Weiters machte der Bf neben beruflich veranlassten Fahrten zwischen den Musikschulstandorten für Fahrten zwischen Wohnung und Arbeitsstätte Werbungskosten geltend (in der Differenz zwischen Monatskarte und Kilometergeld), weil ihm zwar nur das kleine Pendlerpauschale zustehe, er aber auf das Auto angewiesen sei, weil er mehrere Musikschulstandorte an einem Tag aufsuchen müsse. Auch diese Kosten wurden von der belangten Behörde nicht anerkannt. Im übrigen ging er bei den Fahrtkosten von 0,42 Euro pro Kilometer aus.
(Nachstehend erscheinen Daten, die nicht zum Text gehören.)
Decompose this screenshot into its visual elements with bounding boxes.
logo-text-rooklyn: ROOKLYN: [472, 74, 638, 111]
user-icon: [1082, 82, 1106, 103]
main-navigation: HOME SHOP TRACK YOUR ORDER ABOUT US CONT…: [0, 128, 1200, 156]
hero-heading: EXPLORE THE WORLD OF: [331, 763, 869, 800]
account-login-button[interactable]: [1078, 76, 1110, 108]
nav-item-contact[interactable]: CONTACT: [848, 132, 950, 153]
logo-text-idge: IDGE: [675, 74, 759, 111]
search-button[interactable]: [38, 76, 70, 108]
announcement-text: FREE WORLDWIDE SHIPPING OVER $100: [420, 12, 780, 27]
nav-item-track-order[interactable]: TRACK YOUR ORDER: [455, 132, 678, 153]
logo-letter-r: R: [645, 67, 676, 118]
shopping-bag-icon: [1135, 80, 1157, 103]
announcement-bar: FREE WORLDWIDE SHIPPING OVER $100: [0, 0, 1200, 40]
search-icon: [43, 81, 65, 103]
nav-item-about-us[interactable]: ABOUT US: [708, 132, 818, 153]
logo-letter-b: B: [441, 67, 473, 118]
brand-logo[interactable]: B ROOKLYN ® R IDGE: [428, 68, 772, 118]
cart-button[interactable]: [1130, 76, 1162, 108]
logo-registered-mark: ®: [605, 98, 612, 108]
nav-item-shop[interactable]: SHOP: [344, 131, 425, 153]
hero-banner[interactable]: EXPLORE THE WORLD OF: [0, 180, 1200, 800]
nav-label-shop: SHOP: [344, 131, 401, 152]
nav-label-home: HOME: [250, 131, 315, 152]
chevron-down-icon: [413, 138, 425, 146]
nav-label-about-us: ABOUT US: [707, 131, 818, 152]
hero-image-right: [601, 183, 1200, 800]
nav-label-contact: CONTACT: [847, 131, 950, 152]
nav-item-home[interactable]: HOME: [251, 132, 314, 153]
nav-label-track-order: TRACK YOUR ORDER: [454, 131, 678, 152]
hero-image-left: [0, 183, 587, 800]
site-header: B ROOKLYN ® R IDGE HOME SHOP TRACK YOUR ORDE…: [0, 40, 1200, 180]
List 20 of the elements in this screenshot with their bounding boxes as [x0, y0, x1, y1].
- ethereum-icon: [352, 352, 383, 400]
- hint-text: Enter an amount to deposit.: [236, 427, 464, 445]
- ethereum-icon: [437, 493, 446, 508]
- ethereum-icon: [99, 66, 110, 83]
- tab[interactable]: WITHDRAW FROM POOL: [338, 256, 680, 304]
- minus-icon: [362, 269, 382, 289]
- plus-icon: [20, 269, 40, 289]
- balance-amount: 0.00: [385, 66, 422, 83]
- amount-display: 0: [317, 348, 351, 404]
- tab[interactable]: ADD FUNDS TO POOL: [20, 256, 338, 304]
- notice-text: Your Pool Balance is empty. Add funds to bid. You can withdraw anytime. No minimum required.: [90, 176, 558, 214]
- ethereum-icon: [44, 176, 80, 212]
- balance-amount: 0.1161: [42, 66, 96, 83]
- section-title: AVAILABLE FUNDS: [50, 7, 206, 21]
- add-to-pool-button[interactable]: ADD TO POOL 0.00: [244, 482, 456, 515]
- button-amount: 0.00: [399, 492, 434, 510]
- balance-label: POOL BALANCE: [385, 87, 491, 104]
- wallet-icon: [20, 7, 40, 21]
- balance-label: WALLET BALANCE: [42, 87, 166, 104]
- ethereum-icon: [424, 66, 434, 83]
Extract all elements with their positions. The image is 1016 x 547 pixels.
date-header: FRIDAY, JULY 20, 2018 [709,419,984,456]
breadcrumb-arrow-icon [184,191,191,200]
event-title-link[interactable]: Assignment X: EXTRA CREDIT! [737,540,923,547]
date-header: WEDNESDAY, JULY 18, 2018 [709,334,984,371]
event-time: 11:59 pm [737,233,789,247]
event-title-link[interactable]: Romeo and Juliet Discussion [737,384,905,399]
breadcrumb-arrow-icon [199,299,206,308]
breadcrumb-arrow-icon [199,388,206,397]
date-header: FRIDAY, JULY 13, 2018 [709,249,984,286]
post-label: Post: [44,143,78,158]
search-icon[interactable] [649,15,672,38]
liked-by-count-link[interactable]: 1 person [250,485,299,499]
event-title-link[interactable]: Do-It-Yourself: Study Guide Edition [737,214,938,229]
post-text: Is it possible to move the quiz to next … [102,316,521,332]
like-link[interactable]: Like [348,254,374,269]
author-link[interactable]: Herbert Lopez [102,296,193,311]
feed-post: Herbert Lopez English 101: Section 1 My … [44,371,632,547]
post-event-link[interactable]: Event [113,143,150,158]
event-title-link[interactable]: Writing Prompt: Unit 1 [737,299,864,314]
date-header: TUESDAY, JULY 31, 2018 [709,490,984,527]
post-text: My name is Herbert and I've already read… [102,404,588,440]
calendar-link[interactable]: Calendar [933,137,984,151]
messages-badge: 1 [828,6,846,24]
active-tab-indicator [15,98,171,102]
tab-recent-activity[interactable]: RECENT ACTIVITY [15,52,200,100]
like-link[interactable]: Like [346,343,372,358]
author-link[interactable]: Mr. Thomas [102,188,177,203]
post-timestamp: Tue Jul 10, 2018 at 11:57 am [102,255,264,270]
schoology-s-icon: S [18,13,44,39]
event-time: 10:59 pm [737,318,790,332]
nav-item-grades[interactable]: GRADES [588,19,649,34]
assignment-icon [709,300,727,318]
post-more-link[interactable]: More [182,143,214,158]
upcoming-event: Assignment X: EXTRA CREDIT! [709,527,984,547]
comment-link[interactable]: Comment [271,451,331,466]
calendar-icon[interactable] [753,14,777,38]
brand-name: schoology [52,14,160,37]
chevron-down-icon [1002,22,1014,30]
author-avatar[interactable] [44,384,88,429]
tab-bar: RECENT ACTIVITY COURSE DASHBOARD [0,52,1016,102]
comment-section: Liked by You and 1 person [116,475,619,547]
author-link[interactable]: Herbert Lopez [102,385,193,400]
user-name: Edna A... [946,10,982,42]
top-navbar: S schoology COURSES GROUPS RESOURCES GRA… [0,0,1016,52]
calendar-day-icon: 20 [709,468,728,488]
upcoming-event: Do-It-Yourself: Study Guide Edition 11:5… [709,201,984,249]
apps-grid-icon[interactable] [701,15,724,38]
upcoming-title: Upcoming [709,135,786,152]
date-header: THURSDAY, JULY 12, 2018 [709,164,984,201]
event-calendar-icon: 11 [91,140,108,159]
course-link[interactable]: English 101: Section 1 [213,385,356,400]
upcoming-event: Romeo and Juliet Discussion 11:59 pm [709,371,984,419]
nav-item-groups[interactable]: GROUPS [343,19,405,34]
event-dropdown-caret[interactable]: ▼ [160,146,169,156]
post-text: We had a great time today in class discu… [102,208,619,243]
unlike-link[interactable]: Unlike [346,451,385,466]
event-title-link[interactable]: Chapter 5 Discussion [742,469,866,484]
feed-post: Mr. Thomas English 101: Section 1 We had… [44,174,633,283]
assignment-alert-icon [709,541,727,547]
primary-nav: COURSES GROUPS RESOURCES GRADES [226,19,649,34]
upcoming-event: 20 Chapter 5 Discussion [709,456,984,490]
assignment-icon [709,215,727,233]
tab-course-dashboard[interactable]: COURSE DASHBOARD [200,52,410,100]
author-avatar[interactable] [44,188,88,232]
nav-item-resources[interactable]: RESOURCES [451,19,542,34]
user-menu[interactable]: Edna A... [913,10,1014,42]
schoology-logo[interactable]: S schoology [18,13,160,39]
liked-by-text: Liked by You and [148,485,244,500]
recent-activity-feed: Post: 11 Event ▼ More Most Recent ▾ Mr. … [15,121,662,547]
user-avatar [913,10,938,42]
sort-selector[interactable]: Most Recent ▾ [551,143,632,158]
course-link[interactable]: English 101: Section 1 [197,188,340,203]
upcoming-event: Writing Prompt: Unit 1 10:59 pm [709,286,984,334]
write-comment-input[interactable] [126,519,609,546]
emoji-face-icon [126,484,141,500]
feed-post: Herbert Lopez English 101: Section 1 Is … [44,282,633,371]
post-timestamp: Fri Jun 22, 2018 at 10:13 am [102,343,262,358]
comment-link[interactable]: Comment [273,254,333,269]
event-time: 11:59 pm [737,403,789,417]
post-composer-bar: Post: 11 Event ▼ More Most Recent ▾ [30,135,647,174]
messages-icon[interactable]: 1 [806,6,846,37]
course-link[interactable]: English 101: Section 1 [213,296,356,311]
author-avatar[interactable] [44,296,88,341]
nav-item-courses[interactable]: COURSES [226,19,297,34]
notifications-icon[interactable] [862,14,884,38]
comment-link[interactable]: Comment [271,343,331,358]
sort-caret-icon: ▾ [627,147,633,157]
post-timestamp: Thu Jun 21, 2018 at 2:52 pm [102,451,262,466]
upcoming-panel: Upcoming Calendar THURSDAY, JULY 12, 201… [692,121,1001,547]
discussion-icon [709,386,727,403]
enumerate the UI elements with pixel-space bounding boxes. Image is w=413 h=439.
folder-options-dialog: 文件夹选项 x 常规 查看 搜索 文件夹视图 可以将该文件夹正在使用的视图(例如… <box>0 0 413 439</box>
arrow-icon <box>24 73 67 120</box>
Telefonkosten sind von der belangten Behörde zunächst nur zur Hälfte und in der Beschwerdevorentscheidung antragsgemäß anerkannt worden [wegen überzeugender Darlegung der beruflichen Gründe], ebenso wurden in der Beschwerdevorentscheidung Kosten für ein E-Piano zugestanden.
Mit Vorhalt des Bundesfinanzgerichtes wurde dem steuerlich vertretenen Bf mitgeteilt, dass für beruflich veranlasste Fahrten nur die tatsächlichen Ausgaben als Werbungskosten berücksichtigt werden können und nach der Aktenlage mit einer Verböserung zu rechnen wäre. Der Schätzung des Gerichtes mit 0,13 Euro pro Kilometer stellte der Bf eine eigene Berechnung gegenüber, die auf 0,28 Euro pro Kilometer als Basis für die Fahrtkosten kommt.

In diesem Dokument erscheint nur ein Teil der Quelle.